Methodologically, we chose to use RA techniques to complete this study. Although this did not result in an in-depth content analysis of participants' comments or inclusion of participants' quotes, this method is a valid approach for analyzing information with the aim of informing ongoing implementation.15 In addition, this method has been shown to much more rapidly produce results. As surges of COVID continue, this method proved an effective way to quickly analyze a large volume of information and provide the programmatic level of detail that were in keeping with our aims.

Limitations

This analysis is not intended to be a representative sample of EDs across the U.S. Instead, we aimed to identify and describe particularly innovative models of care delivery with the aim of disseminating these programmatic designs to aid other institutions as they face similar situations.

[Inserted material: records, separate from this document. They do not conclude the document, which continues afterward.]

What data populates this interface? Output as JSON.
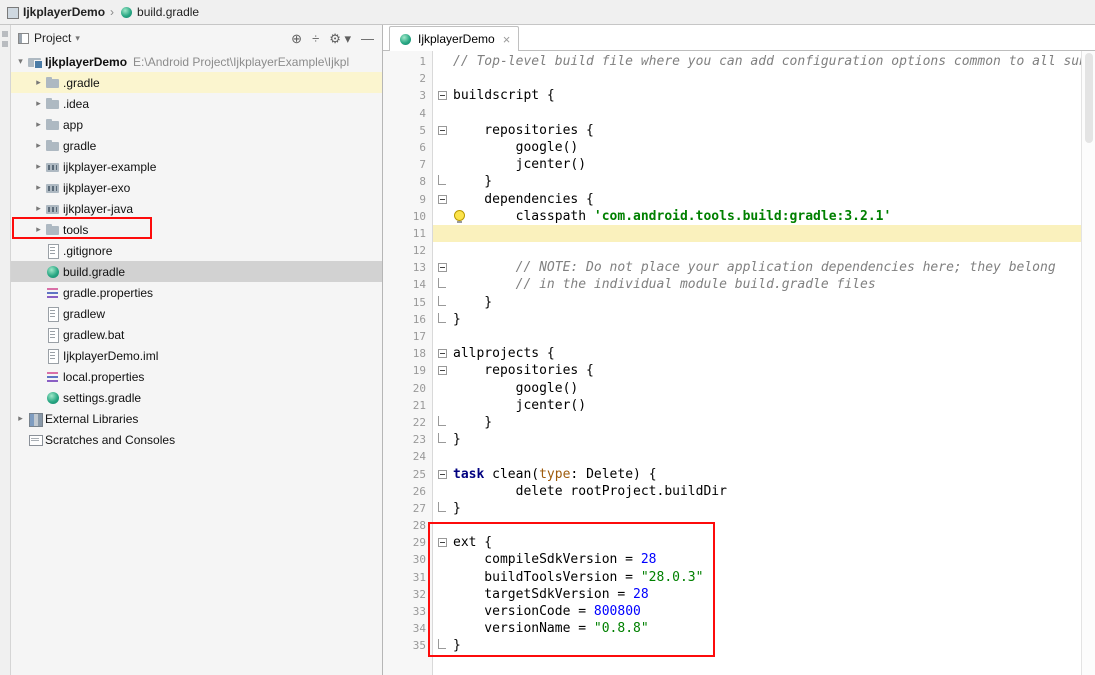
{
  "topbar": {
    "breadcrumbs": [
      {
        "label": "IjkplayerDemo"
      },
      {
        "label": "build.gradle"
      }
    ]
  },
  "project_panel": {
    "header": {
      "title": "Project",
      "icons": [
        "locate",
        "collapse-all",
        "settings",
        "hide"
      ]
    },
    "tree": [
      {
        "label": "IjkplayerDemo",
        "icon": "root",
        "indent": 0,
        "chevron": "down",
        "bold": true,
        "path": "E:\\Android Project\\IjkplayerExample\\Ijkpl"
      },
      {
        "label": ".gradle",
        "icon": "folder",
        "indent": 1,
        "chevron": "right",
        "highlighted": true
      },
      {
        "label": ".idea",
        "icon": "folder",
        "indent": 1,
        "chevron": "right"
      },
      {
        "label": "app",
        "icon": "folder",
        "indent": 1,
        "chevron": "right"
      },
      {
        "label": "gradle",
        "icon": "folder",
        "indent": 1,
        "chevron": "right"
      },
      {
        "label": "ijkplayer-example",
        "icon": "module",
        "indent": 1,
        "chevron": "right"
      },
      {
        "label": "ijkplayer-exo",
        "icon": "module",
        "indent": 1,
        "chevron": "right"
      },
      {
        "label": "ijkplayer-java",
        "icon": "module",
        "indent": 1,
        "chevron": "right"
      },
      {
        "label": "tools",
        "icon": "folder",
        "indent": 1,
        "chevron": "right",
        "boxed": true
      },
      {
        "label": ".gitignore",
        "icon": "file",
        "indent": 1
      },
      {
        "label": "build.gradle",
        "icon": "gradle",
        "indent": 1,
        "selected": true
      },
      {
        "label": "gradle.properties",
        "icon": "properties",
        "indent": 1
      },
      {
        "label": "gradlew",
        "icon": "file",
        "indent": 1
      },
      {
        "label": "gradlew.bat",
        "icon": "file",
        "indent": 1
      },
      {
        "label": "IjkplayerDemo.iml",
        "icon": "file",
        "indent": 1
      },
      {
        "label": "local.properties",
        "icon": "properties",
        "indent": 1
      },
      {
        "label": "settings.gradle",
        "icon": "gradle",
        "indent": 1
      },
      {
        "label": "External Libraries",
        "icon": "library",
        "indent": 0,
        "chevron": "right"
      },
      {
        "label": "Scratches and Consoles",
        "icon": "scratch",
        "indent": 0
      }
    ]
  },
  "editor": {
    "tab": {
      "title": "IjkplayerDemo",
      "icon": "gradle"
    },
    "lightbulb_line": 10,
    "caret_line": 11,
    "lines": [
      {
        "n": 1,
        "seg": [
          {
            "t": "// Top-level build file where you can add configuration options common to all sub",
            "c": "cm"
          }
        ]
      },
      {
        "n": 2,
        "seg": []
      },
      {
        "n": 3,
        "fold": "start",
        "seg": [
          {
            "t": "buildscript {"
          }
        ]
      },
      {
        "n": 4,
        "seg": []
      },
      {
        "n": 5,
        "fold": "start",
        "seg": [
          {
            "t": "    repositories {"
          }
        ]
      },
      {
        "n": 6,
        "seg": [
          {
            "t": "        google()"
          }
        ]
      },
      {
        "n": 7,
        "seg": [
          {
            "t": "        jcenter()"
          }
        ]
      },
      {
        "n": 8,
        "fold": "end",
        "seg": [
          {
            "t": "    }"
          }
        ]
      },
      {
        "n": 9,
        "fold": "start",
        "seg": [
          {
            "t": "    dependencies {"
          }
        ]
      },
      {
        "n": 10,
        "seg": [
          {
            "t": "        classpath "
          },
          {
            "t": "'com.android.tools.build:gradle:3.2.1'",
            "c": "strb"
          }
        ]
      },
      {
        "n": 11,
        "hl": true,
        "seg": []
      },
      {
        "n": 12,
        "seg": []
      },
      {
        "n": 13,
        "fold": "start",
        "seg": [
          {
            "t": "        // NOTE: Do not place your application dependencies here; they belong",
            "c": "cm"
          }
        ]
      },
      {
        "n": 14,
        "fold": "end",
        "seg": [
          {
            "t": "        // in the individual module build.gradle files",
            "c": "cm"
          }
        ]
      },
      {
        "n": 15,
        "fold": "end",
        "seg": [
          {
            "t": "    }"
          }
        ]
      },
      {
        "n": 16,
        "fold": "end",
        "seg": [
          {
            "t": "}"
          }
        ]
      },
      {
        "n": 17,
        "seg": []
      },
      {
        "n": 18,
        "fold": "start",
        "seg": [
          {
            "t": "allprojects {"
          }
        ]
      },
      {
        "n": 19,
        "fold": "start",
        "seg": [
          {
            "t": "    repositories {"
          }
        ]
      },
      {
        "n": 20,
        "seg": [
          {
            "t": "        google()"
          }
        ]
      },
      {
        "n": 21,
        "seg": [
          {
            "t": "        jcenter()"
          }
        ]
      },
      {
        "n": 22,
        "fold": "end",
        "seg": [
          {
            "t": "    }"
          }
        ]
      },
      {
        "n": 23,
        "fold": "end",
        "seg": [
          {
            "t": "}"
          }
        ]
      },
      {
        "n": 24,
        "seg": []
      },
      {
        "n": 25,
        "fold": "start",
        "seg": [
          {
            "t": "task ",
            "c": "kw"
          },
          {
            "t": "clean("
          },
          {
            "t": "type",
            "c": "arg"
          },
          {
            "t": ": Delete) {"
          }
        ]
      },
      {
        "n": 26,
        "seg": [
          {
            "t": "        delete rootProject.buildDir"
          }
        ]
      },
      {
        "n": 27,
        "fold": "end",
        "seg": [
          {
            "t": "}"
          }
        ]
      },
      {
        "n": 28,
        "seg": []
      },
      {
        "n": 29,
        "fold": "start",
        "seg": [
          {
            "t": "ext {"
          }
        ]
      },
      {
        "n": 30,
        "seg": [
          {
            "t": "    compileSdkVersion = "
          },
          {
            "t": "28",
            "c": "num"
          }
        ]
      },
      {
        "n": 31,
        "seg": [
          {
            "t": "    buildToolsVersion = "
          },
          {
            "t": "\"28.0.3\"",
            "c": "str"
          }
        ]
      },
      {
        "n": 32,
        "seg": [
          {
            "t": "    targetSdkVersion = "
          },
          {
            "t": "28",
            "c": "num"
          }
        ]
      },
      {
        "n": 33,
        "seg": [
          {
            "t": "    versionCode = "
          },
          {
            "t": "800800",
            "c": "num"
          }
        ]
      },
      {
        "n": 34,
        "seg": [
          {
            "t": "    versionName = "
          },
          {
            "t": "\"0.8.8\"",
            "c": "str"
          }
        ]
      },
      {
        "n": 35,
        "fold": "end",
        "seg": [
          {
            "t": "}"
          }
        ]
      }
    ]
  },
  "colors": {
    "annotation": "#fd0b0b",
    "selection": "#d2d2d2",
    "caret_line": "#faf1bd",
    "tree_highlight": "#fbf5cf",
    "string": "#008000",
    "number": "#0000ff",
    "keyword": "#000080",
    "comment": "#808080"
  }
}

In addition, it is important to note that these models of care delivery were developed and deployed during COVID. As such, it is not clear which, if any, of the elements would be well received in the absence of a pandemic. For example, although study participants reported unanimous support from the ED for the presence of PC, we do not know if their presence would be similarly received in less exceptional circumstances.

The generalizability of these findings is limited by the study sample. In an effort to identify new models of care delivery, we purposefully worked to identify institutions where innovation had occurred. As such, the models that we describe often rely on access to PC-trained clinicians and may be difficult to adapt to all care settings. Similarly, many of the participating sites had access to technology that may not be uniform across all institutions. In identifying interview participants, we aimed to speak with the person at the institution with the most knowledge of the PC integration efforts in the ED. Our study sample was heavily weighted toward physicians. In a specialty that is inherently interdisciplinary, it is possible that important perspectives were missed by not including a more diverse set of role groups in our interviews.

Our study describes the structure and function of these programs but did not aim to assess their efficacy. Although we were able to gain insight into how the programs were received by both ED and PC physicians, this was as reported by the program's champion. More work is needed to determine how effective these were and their associated outcomes. In addition, we did not explore the business models associated with these models, and the sustainability of these models may also be related to the local reimbursement environment.

Conclusions

After the initial wave of the COVID pandemic, there was a recognition of the need to accelerate integration of PC in the ED. Several important innovations in care delivery emerged from this.

Overall, the content of these integrated teams' work was primarily around GOC conversations. In general, ED-PC integration efforts were reportedly well received by both ED and PC providers and, anecdotally, may have resulted in improved patient care. However, more work is needed to objectively evaluate the impact of these models of care delivery on patient outcomes and to understand their potential applicability and value beyond the pandemic.

Disclosures and Acknowledgments

This research received no specific funding/grant from any funding agency in the public, commercial, or not-for-profit sectors. The authors declare no conflicts of interest. We would like to acknowledge and thank Sandra Zeng for her contributions to data collection.